The proportion of reviewed patient charts that included specific surgical notes was 71% (n=110). Review of the remaining charts was based on other notes, which increases the risk of misclassification of these cases compared with cases confirmed using surgical notes. This limitation, however, was addressed by including only those procedures supported by other unambiguous notes that are equivalent to surgical notes. The manual review of the charts provides a robust reviewing process. Still, it could introduce misclassification by technical translation errors or by human error. The abstracted data were therefore reviewed twice by AF to minimise transfer errors. Furthermore, the surgical notes used for validation included detailed separate descriptions of the surgical procedures and techniques used, reducing the risk of misclassification. The review was done by a single reviewer. The chart reviewer was not blinded, which might have biased the assessment of the codes.

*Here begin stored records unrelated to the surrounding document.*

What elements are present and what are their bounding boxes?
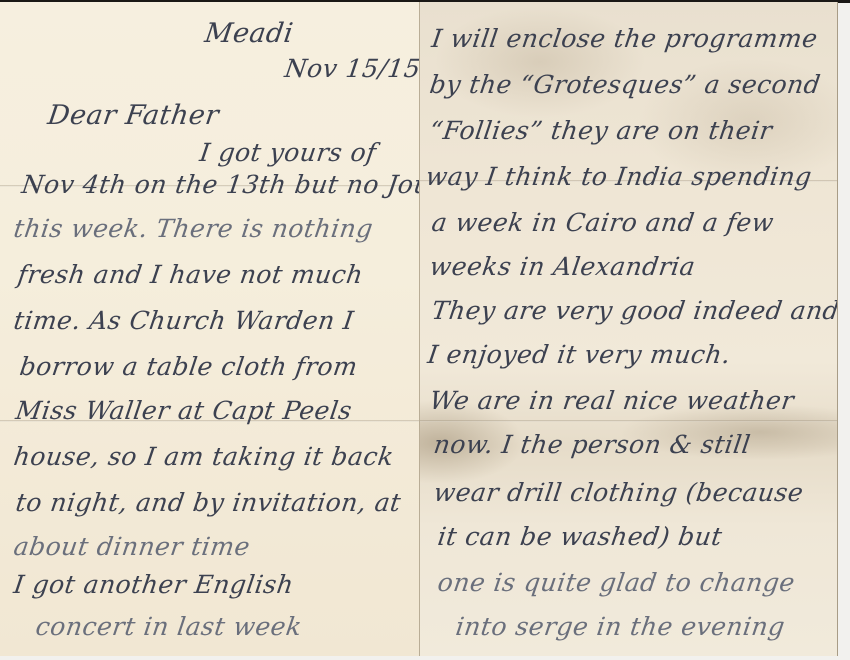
letter-line: way I think to India spending (424, 162, 814, 191)
letter-line: concert in last week (34, 612, 304, 641)
letter-line: about dinner time (12, 532, 252, 561)
letter-line: house, so I am taking it back (12, 442, 396, 471)
letter-place: Meadi (203, 18, 295, 49)
letter-line: by the “Grotesques” a second (428, 70, 823, 99)
letter-line: time. As Church Warden I (12, 306, 356, 335)
letter-line: to night, and by invitation, at (14, 488, 403, 517)
letter-line: fresh and I have not much (16, 260, 365, 289)
letter-line: one is quite glad to change (436, 568, 797, 597)
letter-line: borrow a table cloth from (18, 352, 360, 381)
letter-line: We are in real nice weather (428, 386, 796, 415)
letter-date: Nov 15/15. (283, 54, 420, 83)
letter-page-right: I will enclose the programme by the “Gro… (420, 2, 838, 656)
letter-line: wear drill clothing (because (432, 478, 805, 507)
letter-line: I got yours of (198, 138, 378, 167)
letter-line: it can be washed) but (436, 522, 724, 551)
letter-line: this week. There is nothing (12, 214, 375, 243)
letter-line: now. I the person & still (432, 430, 753, 459)
letter-line: They are very good indeed and (430, 296, 838, 325)
letter-page-left: Meadi Nov 15/15. Dear Father I got yours… (0, 2, 420, 656)
letter-line: into serge in the evening (454, 612, 787, 641)
letter-line: I will enclose the programme (430, 24, 820, 53)
letter-line: I enjoyed it very much. (426, 340, 733, 369)
letter-line: Nov 4th on the 13th but no Journal (20, 170, 420, 199)
fold-crease-horizontal (420, 420, 837, 422)
letter-line: a week in Cairo and a few (430, 208, 776, 237)
letter-line: Miss Waller at Capt Peels (14, 396, 354, 425)
letter-salutation: Dear Father (46, 100, 221, 131)
letter-line: weeks in Alexandria (428, 252, 697, 281)
letter-line: “Follies” they are on their (428, 116, 774, 145)
letter-line: I got another English (12, 570, 296, 599)
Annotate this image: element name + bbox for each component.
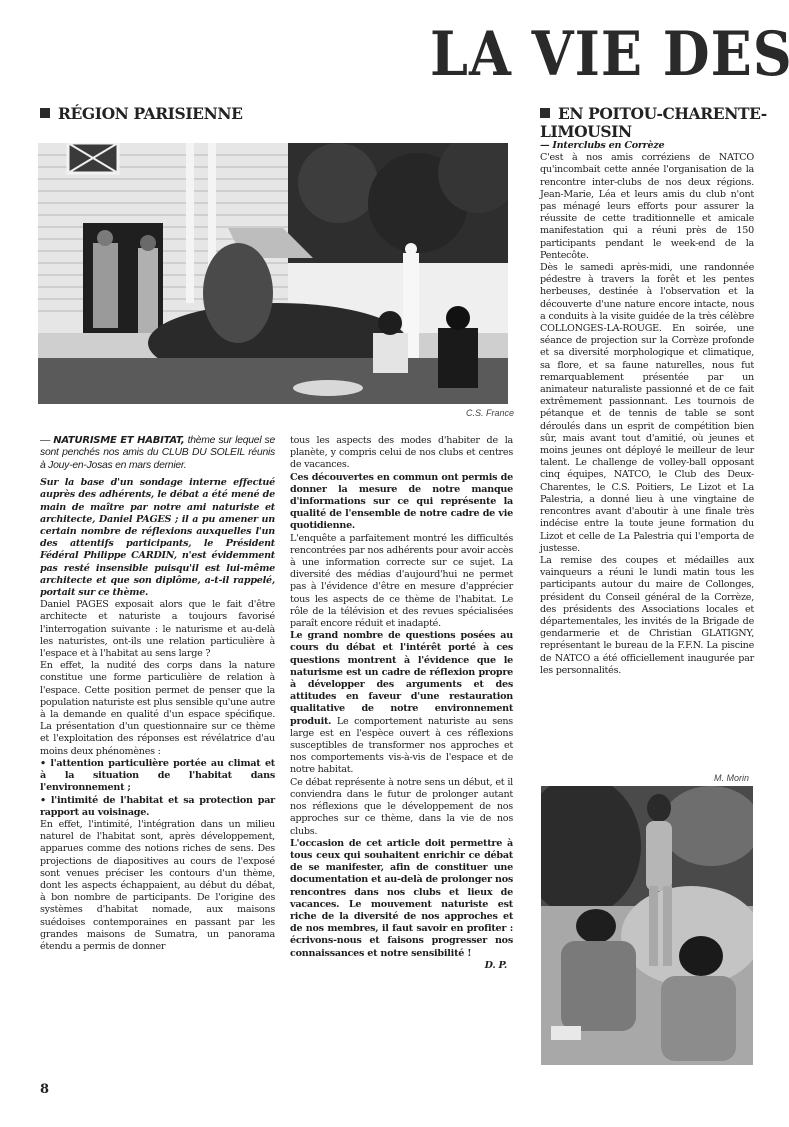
body-paragraph: Ce débat représente à notre sens un débu…	[290, 777, 513, 838]
body-paragraph: La remise des coupes et médailles aux va…	[540, 555, 754, 677]
bold-text: Le grand nombre de questions posées au c…	[290, 630, 513, 726]
article-column-right: — Interclubs en Corrèze C'est à nos amis…	[540, 140, 754, 677]
body-paragraph: Dès le samedi après-midi, une randonnée …	[540, 262, 754, 555]
bullet-item: • l'intimité de l'habitat et sa protecti…	[40, 795, 275, 819]
body-paragraph: En effet, l'intimité, l'intégration dans…	[40, 819, 275, 953]
square-bullet-icon	[540, 108, 550, 118]
article-signature: D. P.	[290, 960, 513, 972]
masthead-title: LA VIE DES	[430, 18, 789, 90]
article-lead: — NATURISME ET HABITAT, thème sur lequel…	[40, 435, 275, 472]
section-heading-region-parisienne: RÉGION PARISIENNE	[40, 105, 243, 123]
photo-credit-cs-france: C.S. France	[466, 408, 514, 418]
body-paragraph: C'est à nos amis corréziens de NATCO qu'…	[540, 152, 754, 262]
square-bullet-icon	[40, 108, 50, 118]
section-heading-poitou-charente: EN POITOU-CHARENTE- LIMOUSIN	[540, 105, 780, 141]
mixed-paragraph: Le grand nombre de questions posées au c…	[290, 630, 513, 776]
section-heading-line1: EN POITOU-CHARENTE-	[558, 104, 767, 123]
article-column-left: — NATURISME ET HABITAT, thème sur lequel…	[40, 435, 275, 953]
page-number: 8	[40, 1082, 49, 1097]
photo-outdoor-illustration	[541, 786, 753, 1065]
outdoor-group-photo	[541, 786, 753, 1065]
house-garden-photo	[38, 143, 508, 404]
bold-paragraph: L'occasion de cet article doit permettre…	[290, 838, 513, 960]
body-paragraph: L'enquête a parfaitement montré les diff…	[290, 533, 513, 631]
body-paragraph: Daniel PAGES exposait alors que le fait …	[40, 599, 275, 660]
bold-paragraph: Ces découvertes en commun ont permis de …	[290, 472, 513, 533]
photo-house-illustration	[38, 143, 508, 404]
body-paragraph: En effet, la nudité des corps dans la na…	[40, 660, 275, 758]
lead-dash: —	[40, 435, 53, 446]
section-heading-line2: LIMOUSIN	[540, 122, 632, 141]
bullet-item: • l'attention particulière portée au cli…	[40, 758, 275, 795]
article-subheading: — Interclubs en Corrèze	[540, 140, 754, 152]
intro-paragraph: Sur la base d'un sondage interne effectu…	[40, 477, 275, 599]
photo-credit-m-morin: M. Morin	[714, 773, 749, 783]
article-title: NATURISME ET HABITAT,	[53, 435, 184, 446]
article-column-middle: tous les aspects des modes d'habiter de …	[290, 435, 513, 972]
section-heading-text: RÉGION PARISIENNE	[58, 104, 243, 123]
body-paragraph: tous les aspects des modes d'habiter de …	[290, 435, 513, 472]
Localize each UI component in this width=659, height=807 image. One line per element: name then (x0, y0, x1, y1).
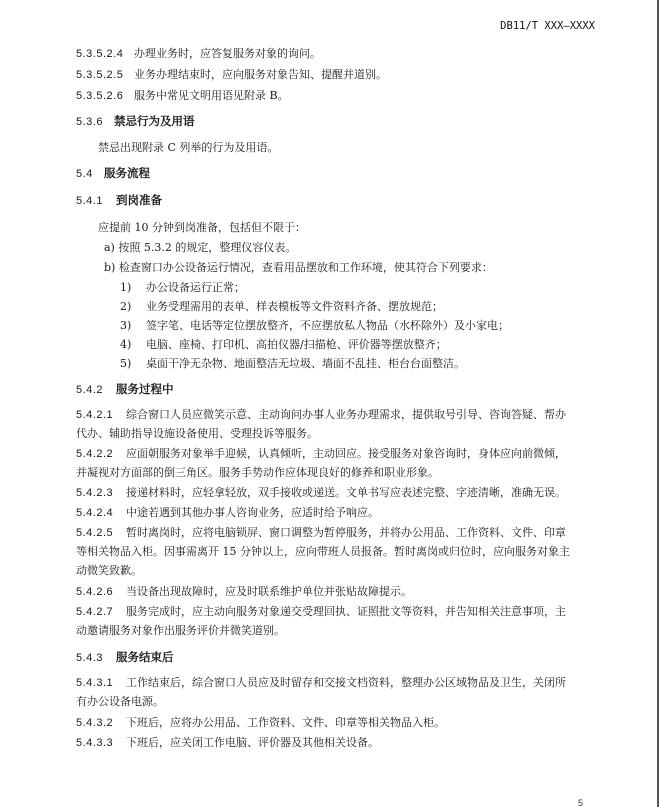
sublist-item: 2)业务受理需用的表单、样表模板等文件资料齐备、摆放规范； (76, 299, 443, 315)
paragraph: 禁忌出现附录 C 列举的行为及用语。 (76, 140, 278, 156)
clause-text-cont: 等相关物品入柜。因事需离开 15 分钟以上，应向带班人员报备。暂时离岗或归位时，… (76, 544, 570, 560)
heading-title: 服务结束后 (116, 652, 174, 664)
heading-5-4-1: 5.4.1到岗准备 (76, 193, 162, 209)
heading-title: 到岗准备 (116, 195, 162, 207)
clause-text: 中途若遇到其他办事人咨询业务，应适时给予响应。 (126, 506, 379, 519)
sublist-label: 1) (120, 280, 146, 296)
clause-text-cont: 动微笑致歉。 (76, 563, 570, 579)
clause-number: 5.4.2.6 (76, 584, 126, 600)
clause-text: 办理业务时，应答复服务对象的询问。 (134, 47, 321, 60)
clause-text: 暂时离岗时，应将电脑锁屏、窗口调整为暂停服务，并将办公用品、工作资料、文件、印章 (126, 526, 566, 539)
clause-5-4-2-3: 5.4.2.3接递材料时，应轻拿轻放，双手接收或递送。文单书写应表述完整、字迹清… (76, 485, 566, 501)
heading-5-4: 5.4服务流程 (76, 166, 150, 182)
list-label: b) (104, 261, 115, 274)
clause-text: 下班后，应关闭工作电脑、评价器及其他相关设备。 (126, 736, 379, 749)
clause-text-cont: 有办公设备电源。 (76, 694, 566, 710)
clause-text: 当设备出现故障时，应及时联系维护单位并张贴故障提示。 (126, 585, 412, 598)
sublist-item: 1)办公设备运行正常； (76, 280, 245, 296)
clause-number: 5.4.3.1 (76, 675, 126, 691)
sublist-item: 4)电脑、座椅、打印机、高拍仪器/扫描枪、评价器等摆放整齐； (76, 337, 447, 353)
sublist-item: 3)签字笔、电话等定位摆放整齐，不应摆放私人物品（水杯除外）及小家电； (76, 318, 509, 334)
heading-number: 5.4.3 (76, 650, 116, 666)
heading-title: 服务过程中 (116, 384, 174, 396)
sublist-text: 桌面干净无杂物、地面整洁无垃圾、墙面不乱挂、柜台台面整洁。 (146, 357, 465, 370)
clause-number: 5.4.2.3 (76, 485, 126, 501)
heading-title: 服务流程 (104, 168, 150, 180)
list-label: a) (104, 241, 115, 254)
clause-5-4-2-6: 5.4.2.6当设备出现故障时，应及时联系维护单位并张贴故障提示。 (76, 584, 412, 600)
clause-number: 5.4.2.1 (76, 407, 126, 423)
clause-5-3-5-2-5: 5.3.5.2.5业务办理结束时，应向服务对象告知、提醒并道别。 (76, 67, 387, 83)
clause-5-3-5-2-4: 5.3.5.2.4办理业务时，应答复服务对象的询问。 (76, 46, 321, 62)
clause-5-4-2-4: 5.4.2.4中途若遇到其他办事人咨询业务，应适时给予响应。 (76, 505, 379, 521)
clause-number: 5.3.5.2.6 (76, 88, 134, 104)
clause-text-cont: 动邀请服务对象作出服务评价并微笑道别。 (76, 623, 566, 639)
clause-5-3-5-2-6: 5.3.5.2.6服务中常见文明用语见附录 B。 (76, 88, 289, 104)
heading-5-4-2: 5.4.2服务过程中 (76, 382, 174, 398)
clause-text: 应面朝服务对象举手迎候，认真倾听，主动回应。接受服务对象咨询时，身体应向前微倾， (126, 447, 566, 460)
clause-text: 工作结束后，综合窗口人员应及时留存和交接文档资料，整理办公区域物品及卫生，关闭所 (126, 676, 566, 689)
sublist-label: 3) (120, 318, 146, 334)
clause-5-4-3-1: 5.4.3.1工作结束后，综合窗口人员应及时留存和交接文档资料，整理办公区域物品… (76, 675, 566, 710)
heading-number: 5.4.1 (76, 193, 116, 209)
clause-text: 下班后，应将办公用品、工作资料、文件、印章等相关物品入柜。 (126, 716, 445, 729)
sublist-item: 5)桌面干净无杂物、地面整洁无垃圾、墙面不乱挂、柜台台面整洁。 (76, 356, 465, 372)
clause-text: 综合窗口人员应微笑示意、主动询问办事人业务办理需求，提供取号引导、咨询答疑、帮办 (126, 408, 566, 421)
sublist-text: 办公设备运行正常； (146, 281, 245, 294)
document-code: DB11/T XXX—XXXX (500, 20, 595, 32)
clause-number: 5.3.5.2.4 (76, 46, 134, 62)
clause-5-4-2-2: 5.4.2.2应面朝服务对象举手迎候，认真倾听，主动回应。接受服务对象咨询时，身… (76, 446, 566, 481)
clause-text: 业务办理结束时，应向服务对象告知、提醒并道别。 (134, 68, 387, 81)
heading-5-4-3: 5.4.3服务结束后 (76, 650, 174, 666)
clause-text-cont: 代办、辅助指导设施设备使用、受理投诉等服务。 (76, 426, 600, 442)
heading-number: 5.3.6 (76, 114, 114, 130)
sublist-text: 业务受理需用的表单、样表模板等文件资料齐备、摆放规范； (146, 300, 443, 313)
heading-title: 禁忌行为及用语 (114, 116, 195, 128)
clause-text: 服务中常见文明用语见附录 B。 (134, 89, 289, 102)
clause-text-cont: 并凝视对方面部的倒三角区。服务手势动作应体现良好的修养和职业形象。 (76, 465, 566, 481)
list-text: 按照 5.3.2 的规定，整理仪容仪表。 (118, 241, 296, 254)
list-item-b: b) 检查窗口办公设备运行情况，查看用品摆放和工作环境，使其符合下列要求： (76, 260, 493, 276)
list-text: 检查窗口办公设备运行情况，查看用品摆放和工作环境，使其符合下列要求： (119, 261, 493, 274)
clause-5-4-2-1: 5.4.2.1综合窗口人员应微笑示意、主动询问办事人业务办理需求，提供取号引导、… (76, 407, 600, 442)
clause-number: 5.4.3.2 (76, 715, 126, 731)
clause-text: 服务完成时，应主动向服务对象递交受理回执、证照批文等资料，并告知相关注意事项，主 (126, 605, 566, 618)
sublist-text: 签字笔、电话等定位摆放整齐，不应摆放私人物品（水杯除外）及小家电； (146, 319, 509, 332)
heading-5-3-6: 5.3.6禁忌行为及用语 (76, 114, 195, 130)
sublist-label: 2) (120, 299, 146, 315)
clause-number: 5.4.3.3 (76, 735, 126, 751)
paragraph: 应提前 10 分钟到岗准备，包括但不限于： (76, 220, 306, 236)
page-number: 5 (578, 798, 583, 807)
sublist-label: 4) (120, 337, 146, 353)
clause-number: 5.3.5.2.5 (76, 67, 134, 83)
list-item-a: a) 按照 5.3.2 的规定，整理仪容仪表。 (76, 240, 296, 256)
clause-5-4-2-7: 5.4.2.7服务完成时，应主动向服务对象递交受理回执、证照批文等资料，并告知相… (76, 604, 566, 639)
clause-number: 5.4.2.2 (76, 446, 126, 462)
heading-number: 5.4 (76, 166, 104, 182)
clause-text: 接递材料时，应轻拿轻放，双手接收或递送。文单书写应表述完整、字迹清晰，准确无误。 (126, 486, 566, 499)
clause-5-4-3-2: 5.4.3.2下班后，应将办公用品、工作资料、文件、印章等相关物品入柜。 (76, 715, 445, 731)
heading-number: 5.4.2 (76, 382, 116, 398)
clause-5-4-2-5: 5.4.2.5暂时离岗时，应将电脑锁屏、窗口调整为暂停服务，并将办公用品、工作资… (76, 525, 570, 579)
clause-number: 5.4.2.7 (76, 604, 126, 620)
clause-number: 5.4.2.4 (76, 505, 126, 521)
sublist-text: 电脑、座椅、打印机、高拍仪器/扫描枪、评价器等摆放整齐； (146, 338, 447, 351)
clause-5-4-3-3: 5.4.3.3下班后，应关闭工作电脑、评价器及其他相关设备。 (76, 735, 379, 751)
sublist-label: 5) (120, 356, 146, 372)
clause-number: 5.4.2.5 (76, 525, 126, 541)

The number of procedure codes used in IBD-related surgery is larger than the number of validated codes in this study. Nevertheless, we found and validated 60 different types of surgical procedure codes that covered the most frequently used procedures in IBD surgery (Table S1). Although the validation was limited to patients with at least one IBD diagnosis in the NPR, the validity of the investigated procedure codes is likely to be generalisable to patients without IBD.
The 95% CIs for presented accuracy measures was adjusted for clustering only on hospital level using a two-step bootstrap approach. There is to our knowledge no support for clustering also on lower hierarchical levels [19, 20]. The clustering was made in strict hierarchy with the exception of one patient who underwent surgery in two different hospitals.
Finally, because only the admission date is usually listed in the NPR, we explored the actual date of surgery through patient charts. In studies examining outcomes after surgery we recommend that the difference between hospital admission date and the actual date of surgery (in this study median: 1 day, mean: 2.1 days) is taken into account.